Comedian and accused serial rapist Bill Cosby may soon face on-the-record questioning about allegations he sexually assaulted a 15-year-old girl in 1974, a lawyer representing the woman in a civil suit says.
In a press release on Wednesday, lawyer Gloria Allred said she would seek to take his deposition "as soon as possible" within the next 30 days, after the California Supreme Court refused to review a petition by Cosby to block the suit.
The woman in the case, Judy Huth, says Cosby assaulted her at the Playboy Mansion in Los Angeles in 1974.
Los Angeles prosecutors last year decided against filing charges of child molestation because the statute of limitations had expired. Huth filed a civil suit against Cosby in December.
More than two dozen women have accused Cosby of sexually assaulting them in past decades, many telling similar tales of being slipped knockout drugs by the comic. Several have filed civil suits against him alleging defamation.
Cosby, 78, has never been charged with a crime, and has denied all wrongdoing.
But in a deposition in a 2005 civil suit by another woman, Andrea Constand, Cosby admitted to acquiring prescription sedatives to give to young women he wanted to have sex with. The transcript was unsealed July 7 after requests by the Associated Press.
Cosby and Constand settled out of court in 2006 for an undisclosed sum.
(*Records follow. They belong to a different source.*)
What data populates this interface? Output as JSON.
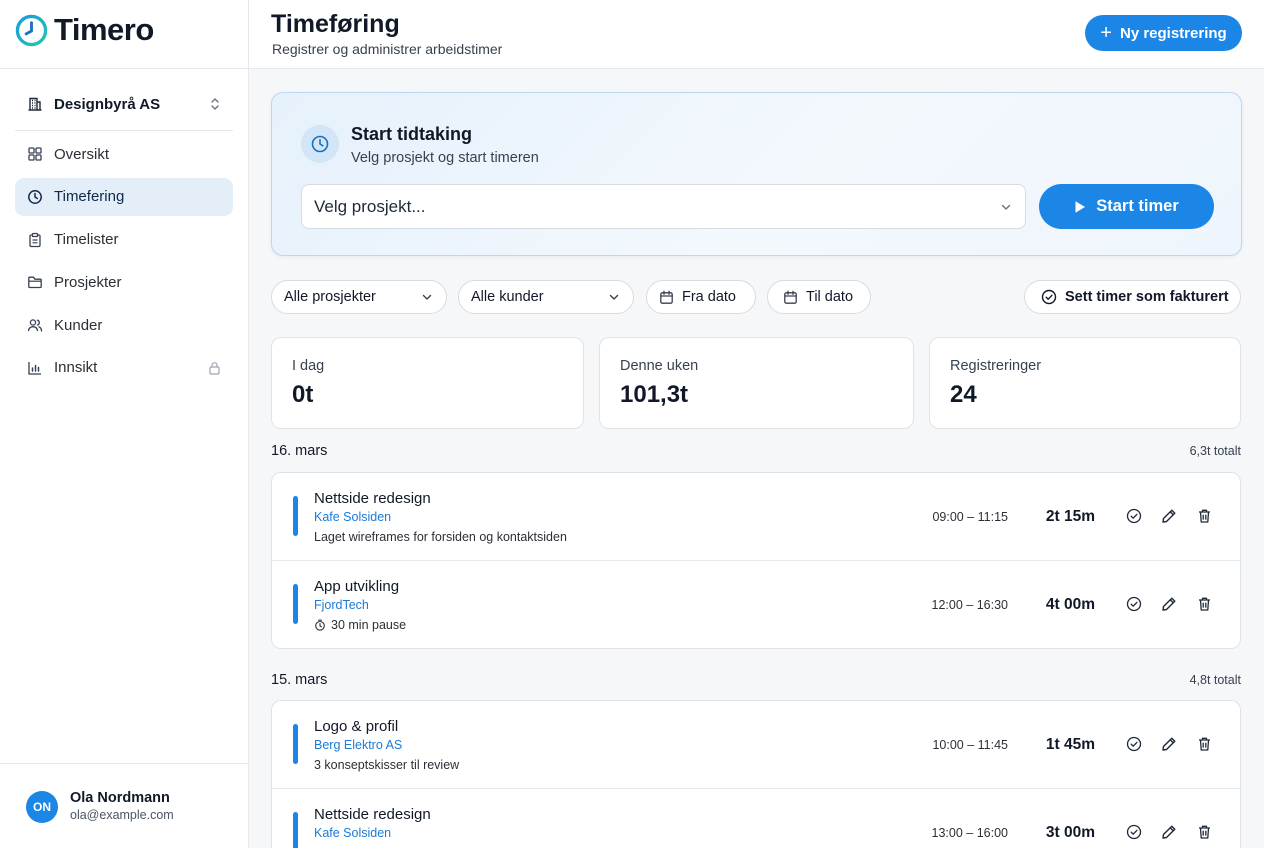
{
  "app": {
    "name": "Timero"
  },
  "org": {
    "name": "Designbyrå AS"
  },
  "nav": [
    {
      "label": "Oversikt",
      "icon": "grid-icon"
    },
    {
      "label": "Timefering",
      "icon": "clock-icon",
      "active": true
    },
    {
      "label": "Timelister",
      "icon": "clipboard-icon"
    },
    {
      "label": "Prosjekter",
      "icon": "folder-icon"
    },
    {
      "label": "Kunder",
      "icon": "users-icon"
    },
    {
      "label": "Innsikt",
      "icon": "bar-chart-icon",
      "locked": true
    }
  ],
  "user": {
    "initials": "ON",
    "name": "Ola Nordmann",
    "email": "ola@example.com"
  },
  "header": {
    "title": "Timeføring",
    "subtitle": "Registrer og administrer arbeidstimer",
    "new_button": "Ny registrering"
  },
  "timer": {
    "title": "Start tidtaking",
    "subtitle": "Velg prosjekt og start timeren",
    "project_placeholder": "Velg prosjekt...",
    "start_button": "Start timer"
  },
  "filters": {
    "projects": "Alle prosjekter",
    "customers": "Alle kunder",
    "from_date": "Fra dato",
    "to_date": "Til dato",
    "mark_billed": "Sett timer som fakturert"
  },
  "stats": [
    {
      "label": "I dag",
      "value": "0t"
    },
    {
      "label": "Denne uken",
      "value": "101,3t"
    },
    {
      "label": "Registreringer",
      "value": "24"
    }
  ],
  "days": [
    {
      "date": "16. mars",
      "total": "6,3t totalt",
      "entries": [
        {
          "project": "Nettside redesign",
          "customer": "Kafe Solsiden",
          "note": "Laget wireframes for forsiden og kontaktsiden",
          "time": "09:00 – 11:15",
          "duration": "2t 15m"
        },
        {
          "project": "App utvikling",
          "customer": "FjordTech",
          "note": "30 min pause",
          "note_icon": "timer-icon",
          "time": "12:00 – 16:30",
          "duration": "4t 00m"
        }
      ]
    },
    {
      "date": "15. mars",
      "total": "4,8t totalt",
      "entries": [
        {
          "project": "Logo & profil",
          "customer": "Berg Elektro AS",
          "note": "3 konseptskisser til review",
          "time": "10:00 – 11:45",
          "duration": "1t 45m"
        },
        {
          "project": "Nettside redesign",
          "customer": "Kafe Solsiden",
          "note": "",
          "time": "13:00 – 16:00",
          "duration": "3t 00m"
        }
      ]
    }
  ],
  "colors": {
    "accent": "#1b86e6",
    "customer_link": "#1b7bd6",
    "active_nav_bg": "#e4eef9"
  }
}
Transcripts of other depositions in the case obtained by the New York Times showed Cosby admitted to paying women to keep quiet about their sexual encounters, the New York Times reported.
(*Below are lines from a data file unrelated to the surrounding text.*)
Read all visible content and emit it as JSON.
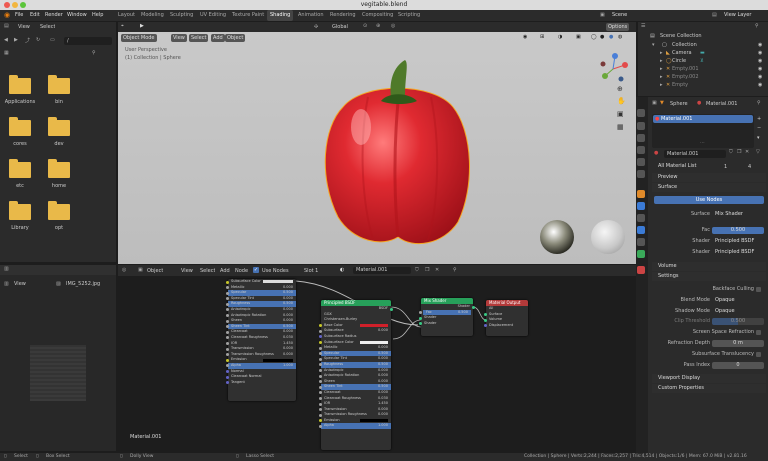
{
  "window": {
    "title": "vegitable.blend"
  },
  "menu": {
    "file": "File",
    "edit": "Edit",
    "render": "Render",
    "window": "Window",
    "help": "Help"
  },
  "workspaces": [
    "Layout",
    "Modeling",
    "Sculpting",
    "UV Editing",
    "Texture Paint",
    "Shading",
    "Animation",
    "Rendering",
    "Compositing",
    "Scripting"
  ],
  "scene": {
    "label": "Scene",
    "view_layer": "View Layer"
  },
  "file_browser": {
    "view": "View",
    "select": "Select",
    "path": "/",
    "folders": [
      "Applications",
      "bin",
      "cores",
      "dev",
      "etc",
      "home",
      "Library",
      "opt"
    ]
  },
  "image_editor": {
    "view": "View",
    "image_name": "IMG_5252.jpg"
  },
  "viewport": {
    "mode": "Object Mode",
    "view": "View",
    "select": "Select",
    "add": "Add",
    "object": "Object",
    "info1": "User Perspective",
    "info2": "(1) Collection | Sphere",
    "orientation": "Global",
    "options": "Options"
  },
  "node_editor": {
    "object": "Object",
    "view": "View",
    "select": "Select",
    "add": "Add",
    "node": "Node",
    "use_nodes": "Use Nodes",
    "slot": "Slot 1",
    "material": "Material.001",
    "label": "Material.001"
  },
  "node_left": {
    "rows": [
      [
        "Subsurface Color",
        ""
      ],
      [
        "Metallic",
        "0.000"
      ],
      [
        "Specular",
        "0.500"
      ],
      [
        "Specular Tint",
        "0.000"
      ],
      [
        "Roughness",
        "0.500"
      ],
      [
        "Anisotropic",
        "0.000"
      ],
      [
        "Anisotropic Rotation",
        "0.000"
      ],
      [
        "Sheen",
        "0.000"
      ],
      [
        "Sheen Tint",
        "0.500"
      ],
      [
        "Clearcoat",
        "0.000"
      ],
      [
        "Clearcoat Roughness",
        "0.030"
      ],
      [
        "IOR",
        "1.450"
      ],
      [
        "Transmission",
        "0.000"
      ],
      [
        "Transmission Roughness",
        "0.000"
      ],
      [
        "Emission",
        ""
      ],
      [
        "Alpha",
        "1.000"
      ],
      [
        "Normal",
        ""
      ],
      [
        "Clearcoat Normal",
        ""
      ],
      [
        "Tangent",
        ""
      ]
    ]
  },
  "node_bsdf": {
    "title": "Principled BSDF",
    "out": "BSDF",
    "dist": "GGX",
    "sss": "Christensen-Burley",
    "rows": [
      [
        "Base Color",
        ""
      ],
      [
        "Subsurface",
        "0.000"
      ],
      [
        "Subsurface Radius",
        ""
      ],
      [
        "Subsurface Color",
        ""
      ],
      [
        "Metallic",
        "0.000"
      ],
      [
        "Specular",
        "0.500"
      ],
      [
        "Specular Tint",
        "0.000"
      ],
      [
        "Roughness",
        "0.500"
      ],
      [
        "Anisotropic",
        "0.000"
      ],
      [
        "Anisotropic Rotation",
        "0.000"
      ],
      [
        "Sheen",
        "0.000"
      ],
      [
        "Sheen Tint",
        "0.500"
      ],
      [
        "Clearcoat",
        "0.000"
      ],
      [
        "Clearcoat Roughness",
        "0.030"
      ],
      [
        "IOR",
        "1.450"
      ],
      [
        "Transmission",
        "0.000"
      ],
      [
        "Transmission Roughness",
        "0.000"
      ],
      [
        "Emission",
        ""
      ],
      [
        "Alpha",
        "1.000"
      ]
    ]
  },
  "node_mix": {
    "title": "Mix Shader",
    "out": "Shader",
    "fac": "Fac",
    "fac_val": "0.500",
    "shader1": "Shader",
    "shader2": "Shader"
  },
  "node_output": {
    "title": "Material Output",
    "target": "All",
    "surface": "Surface",
    "volume": "Volume",
    "displacement": "Displacement"
  },
  "outliner": {
    "title": "Scene Collection",
    "items": [
      "Collection",
      "Camera",
      "Circle",
      "Empty.001",
      "Empty.002",
      "Empty"
    ]
  },
  "properties": {
    "object": "Sphere",
    "material": "Material.001",
    "slot_item": "Material.001",
    "mat_field": "Material.001",
    "all_material_list": "All Material List",
    "preview": "Preview",
    "surface": "Surface",
    "use_nodes": "Use Nodes",
    "surface_label": "Surface",
    "surface_value": "Mix Shader",
    "fac_label": "Fac",
    "fac_value": "0.500",
    "shader_label": "Shader",
    "shader1": "Principled BSDF",
    "shader2": "Principled BSDF",
    "volume": "Volume",
    "settings": "Settings",
    "backface": "Backface Culling",
    "blend_label": "Blend Mode",
    "blend_value": "Opaque",
    "shadow_label": "Shadow Mode",
    "shadow_value": "Opaque",
    "clip_label": "Clip Threshold",
    "clip_value": "0.500",
    "ssr": "Screen Space Refraction",
    "refr_label": "Refraction Depth",
    "refr_value": "0 m",
    "sst": "Subsurface Translucency",
    "pass_label": "Pass Index",
    "pass_value": "0",
    "viewport_display": "Viewport Display",
    "custom_props": "Custom Properties",
    "n1": "1",
    "n4": "4"
  },
  "status": {
    "select": "Select",
    "box_select": "Box Select",
    "dolly": "Dolly View",
    "lasso": "Lasso Select",
    "stats": "Collection | Sphere | Verts:2,244 | Faces:2,257 | Tris:4,514 | Objects:1/6 | Mem: 67.0 MiB | v2.81.16"
  },
  "colors": {
    "accent": "#4772b3",
    "bsdf_header": "#27a05a",
    "mix_header": "#27a05a",
    "output_header": "#b33a3a",
    "pepper": "#d0202a"
  }
}
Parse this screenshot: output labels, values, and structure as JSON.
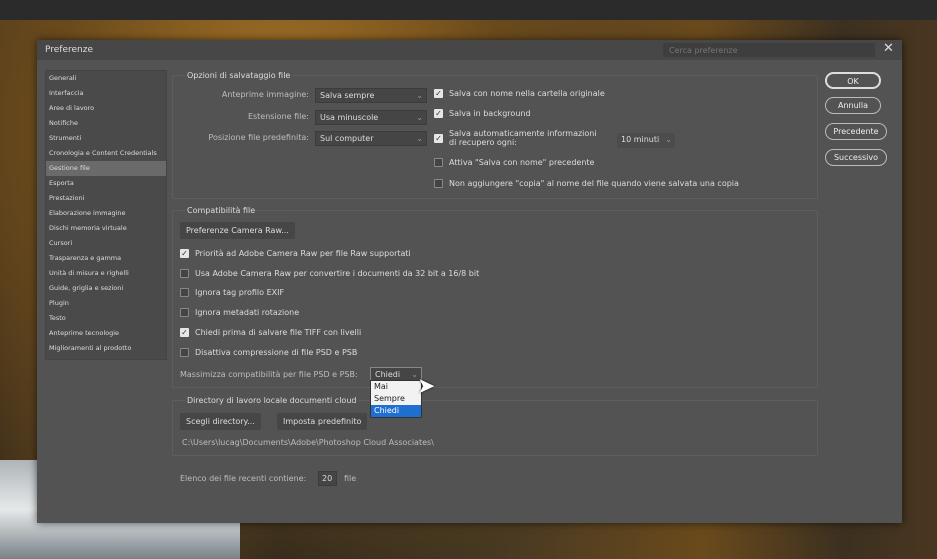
{
  "dialog": {
    "title": "Preferenze",
    "search_placeholder": "Cerca preferenze",
    "close": "✕"
  },
  "sidebar": {
    "items": [
      "Generali",
      "Interfaccia",
      "Aree di lavoro",
      "Notifiche",
      "Strumenti",
      "Cronologia e Content Credentials",
      "Gestione file",
      "Esporta",
      "Prestazioni",
      "Elaborazione immagine",
      "Dischi memoria virtuale",
      "Cursori",
      "Trasparenza e gamma",
      "Unità di misura e righelli",
      "Guide, griglia e sezioni",
      "Plugin",
      "Testo",
      "Anteprime tecnologie",
      "Miglioramenti al prodotto"
    ],
    "selected": "Gestione file"
  },
  "buttons": {
    "ok": "OK",
    "cancel": "Annulla",
    "prev": "Precedente",
    "next": "Successivo"
  },
  "save_options": {
    "title": "Opzioni di salvataggio file",
    "image_preview_label": "Anteprime immagine:",
    "image_preview_value": "Salva sempre",
    "extension_label": "Estensione file:",
    "extension_value": "Usa minuscole",
    "location_label": "Posizione file predefinita:",
    "location_value": "Sul computer",
    "cb_save_as_original": {
      "label": "Salva con nome nella cartella originale",
      "checked": true
    },
    "cb_background": {
      "label": "Salva in background",
      "checked": true
    },
    "cb_autosave": {
      "label1": "Salva automaticamente informazioni",
      "label2": "di recupero ogni:",
      "checked": true
    },
    "autosave_interval": "10 minuti",
    "cb_legacy_save_as": {
      "label": "Attiva \"Salva con nome\" precedente",
      "checked": false
    },
    "cb_no_copy": {
      "label": "Non aggiungere \"copia\" al nome del file quando viene salvata una copia",
      "checked": false
    }
  },
  "compat": {
    "title": "Compatibilità file",
    "camera_raw_button": "Preferenze Camera Raw...",
    "options": [
      {
        "label": "Priorità ad Adobe Camera Raw per file Raw supportati",
        "checked": true
      },
      {
        "label": "Usa Adobe Camera Raw per convertire i documenti da 32 bit a 16/8 bit",
        "checked": false
      },
      {
        "label": "Ignora tag profilo EXIF",
        "checked": false
      },
      {
        "label": "Ignora metadati rotazione",
        "checked": false
      },
      {
        "label": "Chiedi prima di salvare file TIFF con livelli",
        "checked": true
      },
      {
        "label": "Disattiva compressione di file PSD e PSB",
        "checked": false
      }
    ],
    "maximize_label": "Massimizza compatibilità per file PSD e PSB:",
    "maximize_value": "Chiedi",
    "maximize_options": [
      "Mai",
      "Sempre",
      "Chiedi"
    ]
  },
  "cloud": {
    "title": "Directory di lavoro locale documenti cloud",
    "choose_button": "Scegli directory...",
    "default_button": "Imposta predefinito",
    "path": "C:\\Users\\lucag\\Documents\\Adobe\\Photoshop Cloud Associates\\"
  },
  "recent": {
    "label": "Elenco dei file recenti contiene:",
    "value": "20",
    "unit": "file"
  }
}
Upon the release of the deposition earlier this month, Judge Eduardo C. Robreno Jr said Cosby's decision to enter the public sphere as an entertainer and social commentator meant he "voluntarily narrowed the zone of privacy that he is entitled to claim".
Since then, Constand's lawyers have filed papers in a Pennsylvania court asking for a judge to void the confidentiality agreement and release the full deposition and settlement information.
A new lawyer representing Cosby, Monique Pressley, on Tuesday slammed the release of the testimony, saying it made a "mockery" of the confidentiality agreement that was a key part of the settlement, NBC News reported.
Cosby's lawyers are now demanding Constand pay back part of her settlement funds if she continues to push for a judge to make the details of their confidential agreement public.
They are seeking "sanctions" against Constand if she successfully has the lawsuit documents released to the press.
His lawyers claim it is unfair for Constand to keep the settlement money while violating the confidentiality clause, accusing her of wanting to "have her cake and eat it too".
Since the allegations surfaced in November, Cosby has seen his career and reputation as America's gently chiding father figure crumble, as his performances and productions have been cancelled across the country, along with reruns of his hit 1980s TV series, The Cosby Show.
On Wednesday, publisher Simon & Schuster removed celebrity endorsements from a new Cosby biography and killed plans for revised or paperback editions of the book, Entertainment Weekly reported.
Blurbs from Billy Crystal, Mary Tyler Moore, Jerry Seinfeld and David Letterman will not appear in promotions for the book after the actors and comedians requested they be disassociated from Cosby, according to the report.